There is no question that coal has to be rapidly removed from the system. But these studies have several important limitations. First, most of these studies use models that don’t consider upstream methane emissions and other environmental and public health impacts described above from drilling and transporting gas.
Second, most models assume perfectly rational economic decision making and don’t consider various market failures that result in real-world behavior diverging from modeled findings. For example, the practice of “self-committing” allows coal plant owners to operate their plants uneconomically in wholesale markets when lower cost alternatives are available. A 2018 UCS analysis shows that this market distortion is resulting in $1 billion per year in increased costs for consumers across four major US power markets—PJM, MISO, SPP, and ERCOT. Market distortions like this should give policy makers and regulators great pause when considering giving gas-fired power payments under a CEPP.
Many coal plants also have long-term coal contracts that can be a market barrier to retiring and replacing them with gas or other alternatives that aren’t typically captured in models.
Coal-fired and gas-fired power plants and gas pipelines owned by regulated utilities are typically allowed by state PUCs to get cost recovery and a return on investment from ratepayers even if they are more expensive to operate than other alternatives. Most coal and gas plants owned by co-ops or municipal utilities also have approval from their boards to recover these above-market costs from ratepayers.
When these and other factors are considered, providing payments for gas plants under a CEPP could result simply result in windfall profits to the gas industry, and tip the scales away from investing in cleaner low-cost alternatives such as efficiency, renewables, and energy storage.

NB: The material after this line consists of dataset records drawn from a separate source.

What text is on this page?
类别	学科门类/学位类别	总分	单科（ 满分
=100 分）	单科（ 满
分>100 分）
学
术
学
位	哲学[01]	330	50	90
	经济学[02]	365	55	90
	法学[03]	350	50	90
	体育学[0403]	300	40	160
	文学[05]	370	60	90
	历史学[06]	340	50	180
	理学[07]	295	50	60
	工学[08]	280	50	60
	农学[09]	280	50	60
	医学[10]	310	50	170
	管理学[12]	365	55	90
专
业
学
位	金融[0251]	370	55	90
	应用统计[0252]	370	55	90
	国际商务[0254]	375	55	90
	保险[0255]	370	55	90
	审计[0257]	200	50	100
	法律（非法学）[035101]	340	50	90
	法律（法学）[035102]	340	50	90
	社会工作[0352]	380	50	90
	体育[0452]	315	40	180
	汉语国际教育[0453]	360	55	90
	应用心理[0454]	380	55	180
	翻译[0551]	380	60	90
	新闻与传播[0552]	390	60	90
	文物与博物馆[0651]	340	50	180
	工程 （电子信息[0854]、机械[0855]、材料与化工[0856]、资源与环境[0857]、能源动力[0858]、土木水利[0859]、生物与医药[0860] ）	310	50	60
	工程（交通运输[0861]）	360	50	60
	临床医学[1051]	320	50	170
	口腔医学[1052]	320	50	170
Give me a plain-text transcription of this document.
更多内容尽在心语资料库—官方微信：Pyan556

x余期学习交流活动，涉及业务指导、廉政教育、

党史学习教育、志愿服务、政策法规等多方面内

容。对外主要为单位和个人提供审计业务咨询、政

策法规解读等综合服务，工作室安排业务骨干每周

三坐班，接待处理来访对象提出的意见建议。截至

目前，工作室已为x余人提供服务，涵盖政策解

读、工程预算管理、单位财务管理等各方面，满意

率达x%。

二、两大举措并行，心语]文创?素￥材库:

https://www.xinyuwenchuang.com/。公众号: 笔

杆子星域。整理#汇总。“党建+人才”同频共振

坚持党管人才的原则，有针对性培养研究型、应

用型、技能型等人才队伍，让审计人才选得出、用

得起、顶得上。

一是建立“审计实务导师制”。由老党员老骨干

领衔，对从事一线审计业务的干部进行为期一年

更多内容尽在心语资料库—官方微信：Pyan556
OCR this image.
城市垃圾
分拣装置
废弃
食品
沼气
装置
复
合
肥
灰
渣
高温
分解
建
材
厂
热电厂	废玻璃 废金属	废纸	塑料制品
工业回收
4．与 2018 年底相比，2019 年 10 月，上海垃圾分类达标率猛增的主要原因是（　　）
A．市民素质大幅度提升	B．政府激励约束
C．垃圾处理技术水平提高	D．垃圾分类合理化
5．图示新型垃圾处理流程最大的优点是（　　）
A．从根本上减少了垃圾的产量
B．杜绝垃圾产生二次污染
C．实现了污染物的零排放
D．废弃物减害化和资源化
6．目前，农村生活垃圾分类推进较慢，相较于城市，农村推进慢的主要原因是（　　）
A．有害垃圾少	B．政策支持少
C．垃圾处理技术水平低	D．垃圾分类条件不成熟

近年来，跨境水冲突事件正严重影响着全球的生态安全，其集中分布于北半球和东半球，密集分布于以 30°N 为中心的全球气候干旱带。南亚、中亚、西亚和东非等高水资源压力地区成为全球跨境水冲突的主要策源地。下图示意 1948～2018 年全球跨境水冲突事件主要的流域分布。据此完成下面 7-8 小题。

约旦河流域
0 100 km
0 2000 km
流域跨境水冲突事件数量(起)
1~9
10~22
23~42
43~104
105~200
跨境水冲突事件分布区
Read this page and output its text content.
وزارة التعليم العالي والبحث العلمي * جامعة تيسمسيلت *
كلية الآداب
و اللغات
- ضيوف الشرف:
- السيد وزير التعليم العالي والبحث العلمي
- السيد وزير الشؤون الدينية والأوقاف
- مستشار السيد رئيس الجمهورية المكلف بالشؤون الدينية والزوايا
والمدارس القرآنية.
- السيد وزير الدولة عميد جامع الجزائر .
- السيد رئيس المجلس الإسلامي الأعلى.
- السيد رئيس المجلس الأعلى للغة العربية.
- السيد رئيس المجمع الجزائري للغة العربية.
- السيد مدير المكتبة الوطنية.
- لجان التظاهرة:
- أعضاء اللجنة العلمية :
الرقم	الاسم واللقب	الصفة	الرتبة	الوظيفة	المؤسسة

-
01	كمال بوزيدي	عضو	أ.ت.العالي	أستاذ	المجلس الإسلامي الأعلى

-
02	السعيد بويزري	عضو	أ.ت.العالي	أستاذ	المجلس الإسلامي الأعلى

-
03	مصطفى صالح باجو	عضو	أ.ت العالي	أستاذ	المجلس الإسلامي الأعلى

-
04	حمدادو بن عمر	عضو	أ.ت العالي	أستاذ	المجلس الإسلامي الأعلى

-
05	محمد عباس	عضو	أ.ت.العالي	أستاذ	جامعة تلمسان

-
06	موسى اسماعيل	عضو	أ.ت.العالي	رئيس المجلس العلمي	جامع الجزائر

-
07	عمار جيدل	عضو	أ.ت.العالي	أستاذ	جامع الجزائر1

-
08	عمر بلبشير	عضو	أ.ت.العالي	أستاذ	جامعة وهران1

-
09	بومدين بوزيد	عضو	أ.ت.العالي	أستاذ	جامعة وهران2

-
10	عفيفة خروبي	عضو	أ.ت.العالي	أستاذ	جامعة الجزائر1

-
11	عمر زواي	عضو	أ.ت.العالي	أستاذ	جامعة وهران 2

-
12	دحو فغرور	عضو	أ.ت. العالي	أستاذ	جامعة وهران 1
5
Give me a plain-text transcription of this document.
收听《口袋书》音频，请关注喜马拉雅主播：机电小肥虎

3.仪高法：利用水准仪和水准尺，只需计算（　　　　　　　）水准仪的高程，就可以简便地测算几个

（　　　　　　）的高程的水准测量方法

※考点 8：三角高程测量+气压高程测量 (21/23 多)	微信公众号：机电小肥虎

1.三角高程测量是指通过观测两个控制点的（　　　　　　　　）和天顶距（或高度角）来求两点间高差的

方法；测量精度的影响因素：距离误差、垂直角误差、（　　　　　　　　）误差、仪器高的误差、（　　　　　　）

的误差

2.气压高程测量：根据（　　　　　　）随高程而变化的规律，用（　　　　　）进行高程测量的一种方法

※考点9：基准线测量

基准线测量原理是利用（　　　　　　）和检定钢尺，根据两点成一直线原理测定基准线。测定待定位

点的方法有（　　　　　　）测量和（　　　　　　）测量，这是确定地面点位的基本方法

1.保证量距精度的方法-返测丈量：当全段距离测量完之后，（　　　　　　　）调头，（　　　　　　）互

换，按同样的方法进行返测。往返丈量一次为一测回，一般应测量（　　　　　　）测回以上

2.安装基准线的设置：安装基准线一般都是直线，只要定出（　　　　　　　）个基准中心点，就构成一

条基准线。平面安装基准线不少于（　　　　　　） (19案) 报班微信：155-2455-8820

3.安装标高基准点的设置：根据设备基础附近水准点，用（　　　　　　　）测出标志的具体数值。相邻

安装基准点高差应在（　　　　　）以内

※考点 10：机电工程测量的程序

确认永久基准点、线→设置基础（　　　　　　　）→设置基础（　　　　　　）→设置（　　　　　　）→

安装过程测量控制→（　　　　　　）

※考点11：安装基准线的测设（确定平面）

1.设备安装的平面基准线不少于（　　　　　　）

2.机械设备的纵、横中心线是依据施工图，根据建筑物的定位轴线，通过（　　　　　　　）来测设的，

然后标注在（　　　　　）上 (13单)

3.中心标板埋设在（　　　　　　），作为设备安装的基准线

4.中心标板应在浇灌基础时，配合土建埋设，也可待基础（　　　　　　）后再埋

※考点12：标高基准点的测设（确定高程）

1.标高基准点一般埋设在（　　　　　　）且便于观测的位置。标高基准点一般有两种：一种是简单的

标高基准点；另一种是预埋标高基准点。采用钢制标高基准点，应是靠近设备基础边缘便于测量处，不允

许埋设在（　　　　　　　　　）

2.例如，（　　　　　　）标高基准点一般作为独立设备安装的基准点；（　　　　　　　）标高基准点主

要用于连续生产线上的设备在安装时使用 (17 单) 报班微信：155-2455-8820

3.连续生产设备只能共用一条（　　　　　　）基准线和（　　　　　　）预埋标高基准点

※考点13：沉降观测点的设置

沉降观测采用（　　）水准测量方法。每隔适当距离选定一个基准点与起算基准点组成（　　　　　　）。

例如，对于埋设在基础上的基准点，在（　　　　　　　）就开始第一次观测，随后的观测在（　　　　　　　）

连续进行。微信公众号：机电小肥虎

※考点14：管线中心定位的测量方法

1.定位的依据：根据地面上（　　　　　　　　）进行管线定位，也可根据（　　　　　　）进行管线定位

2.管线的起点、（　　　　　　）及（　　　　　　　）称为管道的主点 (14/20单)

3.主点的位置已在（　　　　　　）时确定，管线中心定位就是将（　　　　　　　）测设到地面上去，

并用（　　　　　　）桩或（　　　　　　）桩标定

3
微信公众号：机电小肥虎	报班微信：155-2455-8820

Coal has to go, but subsidizing gas is the wrong way to achieve it
It’s clear that coal needs to be phased out in the next decade, with proactive investments in a fair transition for coal workers and coal-dependent communities. But incentivizing conventional gas generation under a CEPP is the wrong way to do it. Other policies and regulations will be needed, and would be more effective in driving coal plant retirements–such as implementing stronger EPA regulations, ending the practice of self-commitment, requiring coal plant owners to renegotiate long-term coal contracts, securitization of outstanding coal plant debt, and debt forgiveness for co-op owned coal plants.
Unnecessarily giving natural gas a boost–with all its attendant climate, environmental, health, and economic harms–is not the way to go.